1. Verachtung deiner Geburt
2. Pest - Prättigau 1629
3. So Mischt der Teufel die Karten
4. Phantom Beasts
5. Die Schwarze Flut
6. S'Wüetisheer
7. Kerker
8. Der Aussätzige

This is sort of a random purchase on my behalf. Totenheer are a new band out of Switzerland. Apparently starting in 2010, but they haven't released any material until this full-length. The cover of the album caught my eye at first and then I went and checked out some samples. They sounded like a fairly solid Black Metal band and worth checking out in more detail. I've really enjoyed a lot of the Black Metal coming out of Switzerland lately, so I was eager to find more music from that region.

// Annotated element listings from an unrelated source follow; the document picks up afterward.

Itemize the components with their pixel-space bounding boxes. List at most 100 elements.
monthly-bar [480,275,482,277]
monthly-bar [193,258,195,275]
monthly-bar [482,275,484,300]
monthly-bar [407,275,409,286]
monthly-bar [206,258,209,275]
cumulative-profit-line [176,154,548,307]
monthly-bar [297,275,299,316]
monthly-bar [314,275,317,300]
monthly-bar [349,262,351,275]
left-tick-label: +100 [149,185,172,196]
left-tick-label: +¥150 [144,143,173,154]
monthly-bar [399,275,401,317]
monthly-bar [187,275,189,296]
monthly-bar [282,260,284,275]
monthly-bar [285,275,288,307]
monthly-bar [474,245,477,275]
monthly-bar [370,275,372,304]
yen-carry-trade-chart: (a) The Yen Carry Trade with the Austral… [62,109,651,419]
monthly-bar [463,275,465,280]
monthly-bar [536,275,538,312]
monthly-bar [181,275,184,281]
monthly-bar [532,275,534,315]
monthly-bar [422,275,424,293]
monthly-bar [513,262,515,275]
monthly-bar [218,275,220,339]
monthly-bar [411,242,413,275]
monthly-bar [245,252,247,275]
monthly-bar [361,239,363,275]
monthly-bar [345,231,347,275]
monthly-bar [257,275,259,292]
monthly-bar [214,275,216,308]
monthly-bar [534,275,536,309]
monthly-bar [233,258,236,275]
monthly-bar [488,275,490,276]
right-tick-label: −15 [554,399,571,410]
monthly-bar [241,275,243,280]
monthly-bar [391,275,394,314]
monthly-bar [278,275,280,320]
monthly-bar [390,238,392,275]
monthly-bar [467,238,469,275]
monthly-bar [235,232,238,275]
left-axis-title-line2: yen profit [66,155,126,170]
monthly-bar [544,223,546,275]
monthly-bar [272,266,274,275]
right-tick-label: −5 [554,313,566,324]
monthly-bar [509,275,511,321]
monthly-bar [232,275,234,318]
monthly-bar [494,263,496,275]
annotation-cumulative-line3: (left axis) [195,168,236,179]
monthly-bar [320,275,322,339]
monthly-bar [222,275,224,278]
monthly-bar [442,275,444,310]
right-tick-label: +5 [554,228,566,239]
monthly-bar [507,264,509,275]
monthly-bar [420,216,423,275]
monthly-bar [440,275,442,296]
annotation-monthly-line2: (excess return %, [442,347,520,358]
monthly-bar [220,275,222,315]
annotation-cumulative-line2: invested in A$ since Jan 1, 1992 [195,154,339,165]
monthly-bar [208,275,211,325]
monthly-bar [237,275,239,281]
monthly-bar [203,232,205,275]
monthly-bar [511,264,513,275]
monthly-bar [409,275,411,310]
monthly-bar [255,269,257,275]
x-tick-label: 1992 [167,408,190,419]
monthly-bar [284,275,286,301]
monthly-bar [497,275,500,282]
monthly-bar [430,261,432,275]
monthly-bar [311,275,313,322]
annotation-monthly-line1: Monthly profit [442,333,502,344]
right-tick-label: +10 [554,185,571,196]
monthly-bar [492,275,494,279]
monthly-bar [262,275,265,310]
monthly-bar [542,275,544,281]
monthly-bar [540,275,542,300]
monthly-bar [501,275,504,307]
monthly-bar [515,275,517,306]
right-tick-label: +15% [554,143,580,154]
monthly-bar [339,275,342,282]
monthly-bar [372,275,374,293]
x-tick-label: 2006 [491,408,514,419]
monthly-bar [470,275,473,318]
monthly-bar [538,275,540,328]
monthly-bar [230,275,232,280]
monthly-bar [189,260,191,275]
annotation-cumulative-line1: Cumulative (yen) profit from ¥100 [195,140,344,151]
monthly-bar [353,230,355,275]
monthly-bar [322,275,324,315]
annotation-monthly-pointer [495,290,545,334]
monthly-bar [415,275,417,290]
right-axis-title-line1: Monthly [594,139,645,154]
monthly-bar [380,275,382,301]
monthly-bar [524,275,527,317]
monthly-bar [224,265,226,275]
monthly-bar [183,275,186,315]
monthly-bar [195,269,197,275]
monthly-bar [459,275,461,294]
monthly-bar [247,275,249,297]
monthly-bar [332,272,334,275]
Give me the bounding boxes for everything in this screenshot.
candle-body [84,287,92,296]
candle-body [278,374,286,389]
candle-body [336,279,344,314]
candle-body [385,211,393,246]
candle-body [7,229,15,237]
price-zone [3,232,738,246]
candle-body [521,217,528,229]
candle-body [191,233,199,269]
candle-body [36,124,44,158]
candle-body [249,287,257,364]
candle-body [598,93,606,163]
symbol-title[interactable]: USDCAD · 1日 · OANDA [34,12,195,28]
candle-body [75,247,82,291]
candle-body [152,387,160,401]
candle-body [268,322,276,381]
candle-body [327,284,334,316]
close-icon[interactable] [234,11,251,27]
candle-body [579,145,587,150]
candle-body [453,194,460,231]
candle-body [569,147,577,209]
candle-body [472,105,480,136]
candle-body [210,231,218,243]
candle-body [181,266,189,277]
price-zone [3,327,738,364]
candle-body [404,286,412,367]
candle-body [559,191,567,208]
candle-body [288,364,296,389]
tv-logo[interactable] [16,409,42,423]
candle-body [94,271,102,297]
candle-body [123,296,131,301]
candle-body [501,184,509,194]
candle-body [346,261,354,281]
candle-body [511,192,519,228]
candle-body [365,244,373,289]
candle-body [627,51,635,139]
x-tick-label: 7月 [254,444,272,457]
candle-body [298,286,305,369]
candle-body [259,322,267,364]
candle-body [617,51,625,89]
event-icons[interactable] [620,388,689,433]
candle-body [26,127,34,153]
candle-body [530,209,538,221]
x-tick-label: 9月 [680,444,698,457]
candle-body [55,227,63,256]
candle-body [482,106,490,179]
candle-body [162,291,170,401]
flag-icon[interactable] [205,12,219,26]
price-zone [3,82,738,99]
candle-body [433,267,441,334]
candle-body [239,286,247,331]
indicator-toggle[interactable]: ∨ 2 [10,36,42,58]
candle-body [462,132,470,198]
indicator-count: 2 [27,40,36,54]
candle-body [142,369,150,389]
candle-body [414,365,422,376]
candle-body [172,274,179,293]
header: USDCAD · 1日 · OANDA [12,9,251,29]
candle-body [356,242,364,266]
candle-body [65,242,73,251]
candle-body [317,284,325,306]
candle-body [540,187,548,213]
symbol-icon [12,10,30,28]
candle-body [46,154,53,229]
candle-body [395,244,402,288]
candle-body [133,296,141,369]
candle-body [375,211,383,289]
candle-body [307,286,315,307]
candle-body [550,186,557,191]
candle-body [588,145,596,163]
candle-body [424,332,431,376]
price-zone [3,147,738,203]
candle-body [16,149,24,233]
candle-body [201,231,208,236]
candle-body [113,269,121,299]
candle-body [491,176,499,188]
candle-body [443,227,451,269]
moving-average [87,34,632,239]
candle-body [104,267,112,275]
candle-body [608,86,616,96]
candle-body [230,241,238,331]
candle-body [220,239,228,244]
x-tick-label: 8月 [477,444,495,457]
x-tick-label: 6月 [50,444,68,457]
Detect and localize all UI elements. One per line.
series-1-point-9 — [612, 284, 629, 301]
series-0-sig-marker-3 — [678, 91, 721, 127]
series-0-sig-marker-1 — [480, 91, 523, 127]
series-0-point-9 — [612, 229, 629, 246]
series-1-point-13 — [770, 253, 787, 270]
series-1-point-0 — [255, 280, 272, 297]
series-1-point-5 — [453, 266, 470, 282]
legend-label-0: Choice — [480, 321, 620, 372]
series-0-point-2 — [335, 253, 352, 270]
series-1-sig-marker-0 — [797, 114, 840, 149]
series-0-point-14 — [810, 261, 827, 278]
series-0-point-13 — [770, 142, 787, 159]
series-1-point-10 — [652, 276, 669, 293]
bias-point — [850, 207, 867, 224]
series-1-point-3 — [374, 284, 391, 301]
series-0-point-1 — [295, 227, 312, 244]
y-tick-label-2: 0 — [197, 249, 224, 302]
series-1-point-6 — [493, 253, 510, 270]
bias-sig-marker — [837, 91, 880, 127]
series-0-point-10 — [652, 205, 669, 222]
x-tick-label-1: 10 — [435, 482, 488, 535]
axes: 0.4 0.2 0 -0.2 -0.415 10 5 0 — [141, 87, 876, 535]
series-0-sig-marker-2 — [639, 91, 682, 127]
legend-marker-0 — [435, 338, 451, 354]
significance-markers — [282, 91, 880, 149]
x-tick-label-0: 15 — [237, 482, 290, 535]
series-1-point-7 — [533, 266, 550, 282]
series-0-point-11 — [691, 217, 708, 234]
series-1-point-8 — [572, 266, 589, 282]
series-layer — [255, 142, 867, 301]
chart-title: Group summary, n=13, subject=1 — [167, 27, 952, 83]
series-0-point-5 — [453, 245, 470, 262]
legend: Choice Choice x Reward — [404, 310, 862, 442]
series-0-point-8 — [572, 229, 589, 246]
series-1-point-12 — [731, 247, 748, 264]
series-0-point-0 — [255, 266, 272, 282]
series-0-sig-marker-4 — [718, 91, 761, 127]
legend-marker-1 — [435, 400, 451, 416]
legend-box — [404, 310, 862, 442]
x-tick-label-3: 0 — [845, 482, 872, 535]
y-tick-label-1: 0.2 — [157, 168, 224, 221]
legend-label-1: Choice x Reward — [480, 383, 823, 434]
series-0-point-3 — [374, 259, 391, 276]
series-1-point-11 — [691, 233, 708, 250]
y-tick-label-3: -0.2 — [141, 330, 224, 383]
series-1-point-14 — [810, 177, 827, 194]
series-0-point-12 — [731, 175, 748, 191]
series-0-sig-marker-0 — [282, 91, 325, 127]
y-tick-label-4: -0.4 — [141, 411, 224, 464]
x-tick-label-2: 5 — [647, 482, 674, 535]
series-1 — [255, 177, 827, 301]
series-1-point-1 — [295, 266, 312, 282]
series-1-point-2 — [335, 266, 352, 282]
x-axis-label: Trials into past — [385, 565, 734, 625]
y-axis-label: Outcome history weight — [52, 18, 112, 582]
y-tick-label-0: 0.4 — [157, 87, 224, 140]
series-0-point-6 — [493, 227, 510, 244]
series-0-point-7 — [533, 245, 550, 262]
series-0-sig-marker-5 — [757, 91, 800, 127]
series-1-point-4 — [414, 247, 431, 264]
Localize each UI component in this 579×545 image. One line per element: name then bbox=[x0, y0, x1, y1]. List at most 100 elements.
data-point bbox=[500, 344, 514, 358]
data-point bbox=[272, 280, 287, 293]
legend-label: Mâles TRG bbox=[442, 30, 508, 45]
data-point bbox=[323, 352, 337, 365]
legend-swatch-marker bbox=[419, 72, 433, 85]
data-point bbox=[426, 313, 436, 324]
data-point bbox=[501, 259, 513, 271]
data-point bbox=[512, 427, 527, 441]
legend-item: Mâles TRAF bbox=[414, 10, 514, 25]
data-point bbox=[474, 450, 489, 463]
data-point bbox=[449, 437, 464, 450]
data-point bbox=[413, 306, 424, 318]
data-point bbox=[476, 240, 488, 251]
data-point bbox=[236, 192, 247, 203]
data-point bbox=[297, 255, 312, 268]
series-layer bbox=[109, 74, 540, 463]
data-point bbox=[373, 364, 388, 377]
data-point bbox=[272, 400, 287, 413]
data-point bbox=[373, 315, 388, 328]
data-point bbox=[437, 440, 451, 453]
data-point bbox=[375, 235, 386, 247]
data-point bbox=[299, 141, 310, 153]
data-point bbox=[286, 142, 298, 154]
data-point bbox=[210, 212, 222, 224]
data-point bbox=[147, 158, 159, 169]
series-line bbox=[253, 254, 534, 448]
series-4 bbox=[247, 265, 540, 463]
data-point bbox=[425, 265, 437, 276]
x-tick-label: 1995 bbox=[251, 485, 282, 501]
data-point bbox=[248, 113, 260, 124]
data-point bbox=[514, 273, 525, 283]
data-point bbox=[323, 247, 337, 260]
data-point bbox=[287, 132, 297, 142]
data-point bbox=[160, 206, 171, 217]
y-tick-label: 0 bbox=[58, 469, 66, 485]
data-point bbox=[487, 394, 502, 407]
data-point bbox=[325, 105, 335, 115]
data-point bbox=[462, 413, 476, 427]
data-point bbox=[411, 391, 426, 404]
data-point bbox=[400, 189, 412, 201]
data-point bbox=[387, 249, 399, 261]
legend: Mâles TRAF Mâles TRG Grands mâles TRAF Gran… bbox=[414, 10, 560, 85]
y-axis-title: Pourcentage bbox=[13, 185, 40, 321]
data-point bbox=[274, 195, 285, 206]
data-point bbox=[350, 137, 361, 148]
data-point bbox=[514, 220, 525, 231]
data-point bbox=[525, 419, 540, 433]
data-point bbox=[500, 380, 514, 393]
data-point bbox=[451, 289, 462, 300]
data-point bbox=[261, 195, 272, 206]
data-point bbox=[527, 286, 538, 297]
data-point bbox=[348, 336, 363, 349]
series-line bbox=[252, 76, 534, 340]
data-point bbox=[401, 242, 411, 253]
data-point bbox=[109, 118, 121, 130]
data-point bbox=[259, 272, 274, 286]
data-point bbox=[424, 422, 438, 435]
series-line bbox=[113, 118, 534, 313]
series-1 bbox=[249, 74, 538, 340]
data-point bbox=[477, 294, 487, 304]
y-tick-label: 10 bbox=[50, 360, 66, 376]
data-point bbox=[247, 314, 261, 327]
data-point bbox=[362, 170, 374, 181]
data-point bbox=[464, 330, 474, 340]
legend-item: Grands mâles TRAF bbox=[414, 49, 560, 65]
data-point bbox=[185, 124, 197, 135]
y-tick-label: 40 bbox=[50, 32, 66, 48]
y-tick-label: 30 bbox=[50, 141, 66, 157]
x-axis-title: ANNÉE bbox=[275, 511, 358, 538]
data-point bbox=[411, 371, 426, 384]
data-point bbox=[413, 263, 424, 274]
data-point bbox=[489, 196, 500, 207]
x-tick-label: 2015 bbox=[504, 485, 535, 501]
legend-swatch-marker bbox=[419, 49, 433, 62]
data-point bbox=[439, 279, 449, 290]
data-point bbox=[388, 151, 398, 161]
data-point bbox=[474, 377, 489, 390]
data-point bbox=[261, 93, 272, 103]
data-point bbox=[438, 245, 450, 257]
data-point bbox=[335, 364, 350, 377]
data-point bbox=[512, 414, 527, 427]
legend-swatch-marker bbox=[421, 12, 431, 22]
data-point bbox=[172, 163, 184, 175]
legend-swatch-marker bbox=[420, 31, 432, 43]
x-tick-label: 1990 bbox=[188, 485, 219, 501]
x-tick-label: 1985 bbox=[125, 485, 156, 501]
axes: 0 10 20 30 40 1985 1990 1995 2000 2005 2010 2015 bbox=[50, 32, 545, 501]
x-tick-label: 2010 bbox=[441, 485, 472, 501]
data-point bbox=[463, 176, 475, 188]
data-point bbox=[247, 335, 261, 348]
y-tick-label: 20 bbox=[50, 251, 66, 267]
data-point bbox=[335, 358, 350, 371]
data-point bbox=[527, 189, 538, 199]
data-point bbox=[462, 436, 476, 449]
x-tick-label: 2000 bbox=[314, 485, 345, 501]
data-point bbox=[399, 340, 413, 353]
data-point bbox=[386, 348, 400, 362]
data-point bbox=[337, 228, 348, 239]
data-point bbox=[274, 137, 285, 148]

For some reason Totenheer strikes me as a rather young band and that goes for their members too. I have no idea how old they are or how long they've been working in the Black Metal scene. However, "Wüetisheer", comes off as an album that is a great collection of influences. It is, by no means an amateur release, so don't get that impression. This sounds like a solid and professional piece of Black Metal. The songwriting just feels young, as in they are sticking with very tried and true methods to craft their songs. There's nothing that really hooks me in other than the initial reaction of "these guys sound pretty good." The songwriting has moments where they are very good, but I think the project still needs more development before they really harness their own sound. I would really like to see them do more of the atmospheric elements on "Pest Prättigau 1629" on future developments. They sound immensely haunting and have a very different feel when combined with their music. Despite the fact that has certainly been done before, it came off as a different aesthetic.

In the end I think Totenheer are in a class of very talented musicians who are learning how to mesh all their influences into one cohesive slab of immense Black Metal. They suffer from almost having too many influences, which is something I notice is very common with new bands these days. There is a lot of great Metal out there... but trying to touch on it all can give a song a bit of a disjointed feel because you are pulling the listener in too many directions at once. To Totenheer's credit they've managed to put all this together in a much more seamless fashion than other new artists I've come across. I'm definitely interested in what Totenheer produce as a follow-up to this release because it sounds like they have a lot of great potential.